The FCPA’s anti-bribery provisions apply to U.S. companies and individuals, irrespective of whether they act within, or wholly outside of, the United States (i.e., “domestic concerns”). The FCPA’s anti-bribery provisions also apply to any company which has securities listed on a U.S. exchange, or any company that has shares quoted in the over-the counter market and is required to file periodic reports with the SEC (i.e., “issuers”). Foreign companies that have American Depository Receipts (“ADRs”) listed on a U.S. exchange are also issuers.
In addition, the officers, directors, employees, agents, and stockholders of domestic concerns and issuers are also subject to the FCPA. Moreover, the FCPA’s anti-bribery provisions also apply to a foreign person or entity that engages in any act in furtherance of a corrupt payment while in the United States. Furthermore, FCPA liability exists if a foreign national or company conspires with, aids and abets, or acts as an agent of an issuer or domestic concern, regardless of whether the foreign national or company engages in any action in the United States.
According to the Guide, a “foreign company or individual may be held liable for . . . conspiring to violate the FCPA, even if the foreign company or individual did not take any act in furtherance of the corrupt payment while in the territory of the United States” The basis is that, in accordance with traditional conspiracy law, the United States “generally has jurisdiction over all the conspirators where at least one conspirator is an issuer, domestic concern, or commits a reasonably foreseeable overt act within the United States” Thus, for example, a foreign individual or company that conspires to violate the FCPA with someone who commits a reasonably foreseeable overt act within the United States can be prosecuted for conspiracy.
Given the various jurisdictional tools that the U.S. government has at its disposal, foreign individuals and companies should recognize that their interaction with U.S. individuals or companies can subject them to FCPA violations. Foreign individuals and companies should therefore consider potential FCPA exposure issues when structuring any business dealings that have a U.S. nexus, whether through travel, correspondence, telecommunication, banking, or engaging with U.S. joint venture partners, and should take proper legal advice if any doubts exist in this respect.
In any event, anti-bribery legal provisions are not restricted to the U.S. and similar anti-bribery rules exist elsewhere as well, including in jurisdictions such as Oman. The Omani Penal Code and the Law for the Protection of Public Funds and Avoidance of Conflicts of Interest (the “Anti-Corruption Law”) prohibits giving, accepting and mediating bribes, and prohibits this most forcefully and specifically in the context of public sector employees.

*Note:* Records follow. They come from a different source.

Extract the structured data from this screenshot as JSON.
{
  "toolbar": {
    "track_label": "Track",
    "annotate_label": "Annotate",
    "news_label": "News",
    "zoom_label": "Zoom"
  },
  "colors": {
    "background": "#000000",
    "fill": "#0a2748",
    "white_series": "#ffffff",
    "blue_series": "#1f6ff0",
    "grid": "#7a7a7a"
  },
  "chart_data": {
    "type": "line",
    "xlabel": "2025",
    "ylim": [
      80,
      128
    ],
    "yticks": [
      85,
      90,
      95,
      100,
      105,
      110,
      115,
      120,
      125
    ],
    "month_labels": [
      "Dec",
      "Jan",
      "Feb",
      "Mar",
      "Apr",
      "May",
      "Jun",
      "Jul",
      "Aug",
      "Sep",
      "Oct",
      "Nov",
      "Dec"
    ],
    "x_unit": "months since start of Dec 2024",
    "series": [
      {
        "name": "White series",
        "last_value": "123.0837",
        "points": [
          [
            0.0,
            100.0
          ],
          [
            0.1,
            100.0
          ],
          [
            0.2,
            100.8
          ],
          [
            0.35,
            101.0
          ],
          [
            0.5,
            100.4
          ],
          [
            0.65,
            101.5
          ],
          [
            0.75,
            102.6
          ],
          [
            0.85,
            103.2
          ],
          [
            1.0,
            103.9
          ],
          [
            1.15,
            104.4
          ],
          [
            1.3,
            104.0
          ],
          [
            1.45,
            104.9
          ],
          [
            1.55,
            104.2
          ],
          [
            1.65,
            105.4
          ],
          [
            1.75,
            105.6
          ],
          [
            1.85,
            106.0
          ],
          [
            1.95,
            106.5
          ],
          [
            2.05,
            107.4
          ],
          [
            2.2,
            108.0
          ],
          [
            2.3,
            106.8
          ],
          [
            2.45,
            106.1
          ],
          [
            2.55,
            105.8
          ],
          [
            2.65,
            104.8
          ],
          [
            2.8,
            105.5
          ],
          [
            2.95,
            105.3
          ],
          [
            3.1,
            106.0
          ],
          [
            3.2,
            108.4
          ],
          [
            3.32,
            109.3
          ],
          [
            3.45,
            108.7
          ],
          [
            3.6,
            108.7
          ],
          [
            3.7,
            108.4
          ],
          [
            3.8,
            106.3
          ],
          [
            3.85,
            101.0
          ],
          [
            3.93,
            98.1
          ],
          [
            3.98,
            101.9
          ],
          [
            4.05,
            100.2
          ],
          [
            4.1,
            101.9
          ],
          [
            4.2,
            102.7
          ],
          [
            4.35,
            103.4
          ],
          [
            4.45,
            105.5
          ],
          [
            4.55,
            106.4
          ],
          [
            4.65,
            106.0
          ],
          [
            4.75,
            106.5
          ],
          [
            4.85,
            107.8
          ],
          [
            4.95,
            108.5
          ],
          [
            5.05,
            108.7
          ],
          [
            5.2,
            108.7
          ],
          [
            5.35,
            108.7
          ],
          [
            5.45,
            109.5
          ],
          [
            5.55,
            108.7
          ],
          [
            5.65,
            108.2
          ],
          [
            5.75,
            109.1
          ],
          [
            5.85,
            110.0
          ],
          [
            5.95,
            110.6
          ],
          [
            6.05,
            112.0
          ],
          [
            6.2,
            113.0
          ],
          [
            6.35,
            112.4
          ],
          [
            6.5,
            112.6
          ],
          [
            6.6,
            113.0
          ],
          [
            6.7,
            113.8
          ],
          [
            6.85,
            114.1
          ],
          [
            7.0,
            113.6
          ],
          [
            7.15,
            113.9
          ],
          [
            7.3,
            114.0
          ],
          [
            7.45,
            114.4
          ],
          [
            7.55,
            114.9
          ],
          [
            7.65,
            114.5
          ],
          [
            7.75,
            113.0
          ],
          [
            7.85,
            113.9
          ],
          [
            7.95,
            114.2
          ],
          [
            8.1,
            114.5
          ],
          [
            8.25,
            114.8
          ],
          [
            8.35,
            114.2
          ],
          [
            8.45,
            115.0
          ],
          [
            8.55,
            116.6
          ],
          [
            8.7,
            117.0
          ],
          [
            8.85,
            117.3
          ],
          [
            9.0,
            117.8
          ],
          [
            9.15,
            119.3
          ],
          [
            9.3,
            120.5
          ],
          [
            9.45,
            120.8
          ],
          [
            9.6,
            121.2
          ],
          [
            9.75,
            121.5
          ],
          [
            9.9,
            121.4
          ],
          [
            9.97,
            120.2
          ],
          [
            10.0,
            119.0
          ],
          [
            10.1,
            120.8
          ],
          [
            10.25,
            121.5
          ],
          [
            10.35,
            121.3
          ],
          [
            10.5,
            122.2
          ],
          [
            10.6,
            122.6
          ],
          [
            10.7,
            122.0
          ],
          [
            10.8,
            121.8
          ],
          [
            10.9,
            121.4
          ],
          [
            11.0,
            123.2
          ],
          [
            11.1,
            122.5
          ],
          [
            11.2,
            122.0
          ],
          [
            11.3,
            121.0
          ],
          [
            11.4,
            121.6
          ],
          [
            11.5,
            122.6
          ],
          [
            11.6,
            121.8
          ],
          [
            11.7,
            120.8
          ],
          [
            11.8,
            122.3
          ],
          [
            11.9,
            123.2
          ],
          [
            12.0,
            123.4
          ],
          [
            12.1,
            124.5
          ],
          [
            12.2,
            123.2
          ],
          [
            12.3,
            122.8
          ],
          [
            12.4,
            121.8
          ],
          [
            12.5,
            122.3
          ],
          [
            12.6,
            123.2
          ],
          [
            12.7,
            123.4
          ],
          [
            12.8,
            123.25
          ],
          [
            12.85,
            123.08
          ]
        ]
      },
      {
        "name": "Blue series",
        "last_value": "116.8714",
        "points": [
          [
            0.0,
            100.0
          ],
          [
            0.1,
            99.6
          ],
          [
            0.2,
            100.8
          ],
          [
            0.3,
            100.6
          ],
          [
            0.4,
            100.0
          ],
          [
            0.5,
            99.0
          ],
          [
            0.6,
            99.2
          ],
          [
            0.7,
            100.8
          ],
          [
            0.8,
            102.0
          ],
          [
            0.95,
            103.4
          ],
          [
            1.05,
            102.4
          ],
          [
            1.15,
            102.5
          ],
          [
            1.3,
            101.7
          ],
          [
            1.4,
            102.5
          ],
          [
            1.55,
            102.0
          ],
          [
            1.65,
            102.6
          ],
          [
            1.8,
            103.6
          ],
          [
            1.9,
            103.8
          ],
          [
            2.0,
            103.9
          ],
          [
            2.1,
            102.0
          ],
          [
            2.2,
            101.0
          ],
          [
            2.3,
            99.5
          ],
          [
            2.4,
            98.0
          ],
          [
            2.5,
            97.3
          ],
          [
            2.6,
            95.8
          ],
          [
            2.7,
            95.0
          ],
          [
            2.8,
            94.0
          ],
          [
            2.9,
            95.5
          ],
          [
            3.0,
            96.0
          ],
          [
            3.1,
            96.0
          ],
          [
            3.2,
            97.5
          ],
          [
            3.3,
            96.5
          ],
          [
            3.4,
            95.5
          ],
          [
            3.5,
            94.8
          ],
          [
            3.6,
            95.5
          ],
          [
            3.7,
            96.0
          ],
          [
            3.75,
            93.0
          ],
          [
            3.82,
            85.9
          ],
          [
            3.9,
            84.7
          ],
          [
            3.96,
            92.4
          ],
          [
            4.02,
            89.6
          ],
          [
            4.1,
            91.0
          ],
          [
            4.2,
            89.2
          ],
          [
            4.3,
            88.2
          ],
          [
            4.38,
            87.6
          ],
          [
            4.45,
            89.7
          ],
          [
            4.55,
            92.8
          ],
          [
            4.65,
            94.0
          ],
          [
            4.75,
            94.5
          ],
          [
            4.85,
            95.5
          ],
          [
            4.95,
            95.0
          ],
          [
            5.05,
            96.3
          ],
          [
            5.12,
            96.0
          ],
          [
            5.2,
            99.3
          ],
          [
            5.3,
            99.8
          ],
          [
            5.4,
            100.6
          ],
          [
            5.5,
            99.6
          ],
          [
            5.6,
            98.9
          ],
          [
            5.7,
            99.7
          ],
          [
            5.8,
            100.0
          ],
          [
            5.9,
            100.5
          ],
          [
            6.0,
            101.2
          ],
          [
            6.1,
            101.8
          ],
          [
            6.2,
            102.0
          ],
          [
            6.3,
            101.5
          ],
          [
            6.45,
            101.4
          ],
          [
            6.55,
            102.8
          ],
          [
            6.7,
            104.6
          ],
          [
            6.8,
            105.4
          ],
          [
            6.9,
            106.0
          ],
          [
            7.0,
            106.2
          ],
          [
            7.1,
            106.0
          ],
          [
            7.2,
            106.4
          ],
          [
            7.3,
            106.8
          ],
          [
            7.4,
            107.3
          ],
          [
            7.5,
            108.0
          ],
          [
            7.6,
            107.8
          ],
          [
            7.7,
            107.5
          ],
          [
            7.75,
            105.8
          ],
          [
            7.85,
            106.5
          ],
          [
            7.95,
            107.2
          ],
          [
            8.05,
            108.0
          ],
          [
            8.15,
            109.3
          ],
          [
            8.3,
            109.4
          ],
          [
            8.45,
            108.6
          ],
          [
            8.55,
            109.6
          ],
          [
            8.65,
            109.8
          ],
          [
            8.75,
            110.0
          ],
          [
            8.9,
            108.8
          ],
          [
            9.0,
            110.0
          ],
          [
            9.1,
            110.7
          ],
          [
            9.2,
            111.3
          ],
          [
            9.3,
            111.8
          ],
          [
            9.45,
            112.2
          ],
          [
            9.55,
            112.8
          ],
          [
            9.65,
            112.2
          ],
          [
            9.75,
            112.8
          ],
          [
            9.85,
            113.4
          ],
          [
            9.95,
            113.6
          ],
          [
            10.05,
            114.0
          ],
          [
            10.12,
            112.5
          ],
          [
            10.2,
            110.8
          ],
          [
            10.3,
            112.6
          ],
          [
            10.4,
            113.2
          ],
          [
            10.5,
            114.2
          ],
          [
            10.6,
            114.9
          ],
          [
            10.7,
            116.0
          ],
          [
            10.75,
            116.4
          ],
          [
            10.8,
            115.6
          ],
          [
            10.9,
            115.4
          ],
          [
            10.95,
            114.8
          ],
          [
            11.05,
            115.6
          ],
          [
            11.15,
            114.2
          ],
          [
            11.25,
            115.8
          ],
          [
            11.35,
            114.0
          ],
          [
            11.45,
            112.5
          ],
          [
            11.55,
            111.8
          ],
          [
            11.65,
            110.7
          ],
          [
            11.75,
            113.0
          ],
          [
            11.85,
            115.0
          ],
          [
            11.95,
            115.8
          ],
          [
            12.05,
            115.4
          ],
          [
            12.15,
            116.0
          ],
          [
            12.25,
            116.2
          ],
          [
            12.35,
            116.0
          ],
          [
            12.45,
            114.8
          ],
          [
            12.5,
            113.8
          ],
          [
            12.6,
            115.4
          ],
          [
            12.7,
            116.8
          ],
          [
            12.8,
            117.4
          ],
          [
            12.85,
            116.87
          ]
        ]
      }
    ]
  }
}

Oman’s Anti-Corruption Law provides a list of specific acts that are deemed to be illegal when done by public sector employees. Prohibited acts include:
- exploiting the status of government employment for personal benefit;
- granting or facilitating a special benefit or preferential treatment for a natural of juristic person, without a justified reason;
- behaving in a way that negatively affects the reputation of the government and its civil service sector; personally benefiting or sharing in profits from government work in which the employee is involved or for which the employee is responsible;
- using the employee’s influence to favour, support, mediate on behalf of, sponsor or facilitate individuals or entities which desire to have commercial dealings with the government, in respect of any project which comes within the scope of the employee’s assigned work;
- receiving any outside consideration (directly or indirectly) for the work the employee performs within the scope of his employment, or as a result of it;
- having work or positions (paid or unpaid) outside of the employee’s government job without the approval of the government;
- and using public funds for the employee’s personal benefit or allowing misuse of public funds by others.